Unsecured Personal Loans From Another Lender
Rather than going through your employer, you can apply for a personal loan with a bank, credit union, or online lender. These tend to have more stringent eligibility requirements, such as good to excellent credit, to get the lowest interest rates.
On the plus side, there isn't a tie to your employer, so if you plan on leaving your job or don't want to have that obligation, an unsecured personal loan might be a good option for you.
Credit Cards or Credit Card Cash Advances
If you think you won't be eligible for a regular unsecured personal loan or only need a relatively small amount of money, you may want to use a credit card to cover those costs. Already having a credit card gives you the advantage of paying for those needs right now and not waiting for loan approval or being dependent on your credit history for consideration.
If you need cash, you might also consider a credit card cash advance. These come with different terms from your credit card purchases, including a different (often much higher) APR and additional fees. However, you can usually get the money right away.
Home Equity Loans or Lines of Credit
If you own a home and have enough equity in it, you may be eligible for a home equity loan or home equity line of credit (HELOC). Both home equity financing products tend to have attractive interest rates, but keep in mind that you'll be putting your home up as collateral and could lose it if you're unable to repay.
Retirement Loans
Borrowing from your future self isn't always advisable, but sometimes it's your best option. So, you may want to explore a 401(k) loan or one from another retirement account. These usually don't involve a credit check and repayment terms might be longer compared to what you'd get with other types of loans.
Before applying for a personal loan, it's important to understand your monthly debt payments versus your income and budgeting apps can help.

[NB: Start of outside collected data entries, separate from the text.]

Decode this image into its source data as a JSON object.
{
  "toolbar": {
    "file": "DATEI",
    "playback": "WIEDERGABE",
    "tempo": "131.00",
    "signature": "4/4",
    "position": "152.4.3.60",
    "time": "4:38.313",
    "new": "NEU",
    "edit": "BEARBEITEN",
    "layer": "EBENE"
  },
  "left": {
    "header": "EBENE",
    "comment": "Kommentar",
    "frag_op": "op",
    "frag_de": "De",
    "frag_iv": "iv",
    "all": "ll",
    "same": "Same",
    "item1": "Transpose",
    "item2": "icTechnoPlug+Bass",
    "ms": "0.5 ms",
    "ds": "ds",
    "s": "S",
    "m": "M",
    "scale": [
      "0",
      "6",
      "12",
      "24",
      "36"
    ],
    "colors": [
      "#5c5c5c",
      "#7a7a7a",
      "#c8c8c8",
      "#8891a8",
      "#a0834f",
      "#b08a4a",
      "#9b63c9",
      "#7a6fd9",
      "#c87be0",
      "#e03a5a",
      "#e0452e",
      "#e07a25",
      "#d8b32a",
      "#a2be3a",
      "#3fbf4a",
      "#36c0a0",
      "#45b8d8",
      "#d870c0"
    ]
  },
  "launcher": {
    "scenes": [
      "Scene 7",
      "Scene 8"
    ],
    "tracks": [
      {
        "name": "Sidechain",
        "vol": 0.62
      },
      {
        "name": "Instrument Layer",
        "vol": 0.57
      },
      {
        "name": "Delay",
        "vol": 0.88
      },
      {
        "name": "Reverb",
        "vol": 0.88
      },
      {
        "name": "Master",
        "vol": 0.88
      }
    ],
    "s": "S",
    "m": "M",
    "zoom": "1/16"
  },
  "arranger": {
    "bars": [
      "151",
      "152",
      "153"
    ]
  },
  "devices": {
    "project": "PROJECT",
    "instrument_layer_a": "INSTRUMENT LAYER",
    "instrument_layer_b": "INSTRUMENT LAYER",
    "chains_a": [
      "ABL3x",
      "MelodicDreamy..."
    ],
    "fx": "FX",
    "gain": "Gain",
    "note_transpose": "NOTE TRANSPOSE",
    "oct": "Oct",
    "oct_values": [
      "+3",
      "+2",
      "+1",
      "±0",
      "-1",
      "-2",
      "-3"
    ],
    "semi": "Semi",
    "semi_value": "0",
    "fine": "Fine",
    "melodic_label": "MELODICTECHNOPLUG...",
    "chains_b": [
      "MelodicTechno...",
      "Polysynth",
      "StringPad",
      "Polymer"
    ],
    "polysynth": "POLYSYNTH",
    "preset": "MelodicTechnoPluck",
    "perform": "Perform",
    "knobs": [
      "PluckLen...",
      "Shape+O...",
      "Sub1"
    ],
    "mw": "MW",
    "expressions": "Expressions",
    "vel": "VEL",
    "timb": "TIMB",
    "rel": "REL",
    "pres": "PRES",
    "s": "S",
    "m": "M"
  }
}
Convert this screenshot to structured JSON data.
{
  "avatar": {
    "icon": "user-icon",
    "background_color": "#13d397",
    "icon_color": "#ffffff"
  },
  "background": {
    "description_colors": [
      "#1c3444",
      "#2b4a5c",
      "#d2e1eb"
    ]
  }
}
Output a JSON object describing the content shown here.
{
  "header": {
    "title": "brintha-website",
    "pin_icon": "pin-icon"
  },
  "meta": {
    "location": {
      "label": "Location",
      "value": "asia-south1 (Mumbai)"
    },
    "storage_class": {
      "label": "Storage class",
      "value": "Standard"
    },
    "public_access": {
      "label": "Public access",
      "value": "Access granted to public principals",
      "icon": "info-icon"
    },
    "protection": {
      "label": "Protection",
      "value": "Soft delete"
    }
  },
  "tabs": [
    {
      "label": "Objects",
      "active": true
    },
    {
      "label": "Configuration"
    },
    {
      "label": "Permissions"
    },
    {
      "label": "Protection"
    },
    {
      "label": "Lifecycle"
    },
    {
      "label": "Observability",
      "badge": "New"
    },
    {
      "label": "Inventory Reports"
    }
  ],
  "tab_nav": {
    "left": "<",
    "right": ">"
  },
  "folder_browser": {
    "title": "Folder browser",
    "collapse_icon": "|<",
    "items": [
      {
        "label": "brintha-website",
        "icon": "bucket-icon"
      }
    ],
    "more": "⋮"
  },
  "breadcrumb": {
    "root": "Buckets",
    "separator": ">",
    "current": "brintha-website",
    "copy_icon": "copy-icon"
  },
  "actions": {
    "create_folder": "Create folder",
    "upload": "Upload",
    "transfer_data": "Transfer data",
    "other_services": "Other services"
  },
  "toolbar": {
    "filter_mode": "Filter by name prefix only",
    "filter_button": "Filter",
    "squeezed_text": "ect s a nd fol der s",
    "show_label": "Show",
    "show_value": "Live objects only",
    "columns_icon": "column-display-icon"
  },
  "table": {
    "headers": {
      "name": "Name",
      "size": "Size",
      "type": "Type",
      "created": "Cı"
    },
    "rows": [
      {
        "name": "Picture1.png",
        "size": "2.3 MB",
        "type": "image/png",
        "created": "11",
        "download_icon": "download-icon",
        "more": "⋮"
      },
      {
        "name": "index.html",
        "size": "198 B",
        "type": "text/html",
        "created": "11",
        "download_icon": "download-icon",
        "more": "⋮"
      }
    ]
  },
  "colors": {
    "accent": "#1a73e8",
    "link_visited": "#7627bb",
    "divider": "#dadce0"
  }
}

Is Getting an Employee Loan Easier Than Getting a Regular Personal Loan?
Eligibility requirements for employee loans are often more flexible than those on traditional personal loans, but this varies by company.
Does Every Employer Provide Employee Loans?
No, not all employers offer employee loans as a benefit to workers, and they are under no legal obligation to do so.
Who Is Eligible for Employee Loans?
Eligibility requirements aren't universal. If your employer does offer employee loans, it's worth making sure you understand the requirements before you go to the trouble of completing a full application. If you are a new employee, for example, you might have to work for a specific amount of time before you become eligible.
What Is the Interest Rate for Employee Loans?
Your employer sets the interest rate on its employee loans. In general, rates tend to be better than personal loans you could get elsewhere, and some employers charge no interest at all.
What Happens if You Default on Your Employee Loan?
If you can't repay your employee loan and end up defaulting, a few things could happen. For one, if your employer reports your loan to any of the major credit bureaus, your credit score will drop. That will make it harder to borrow money in the future. In addition, you'll most likely do serious damage to your relationship with your employer.
Your loan agreement may also give your employer access to your bank account, allowing it to withdraw the money you owe.
The Bottom Line
Employee loans, where offered, can be a convenient and inexpensive way to borrow money when you need it. If your company doesn't already have an employee loan program, consider asking if it could create one.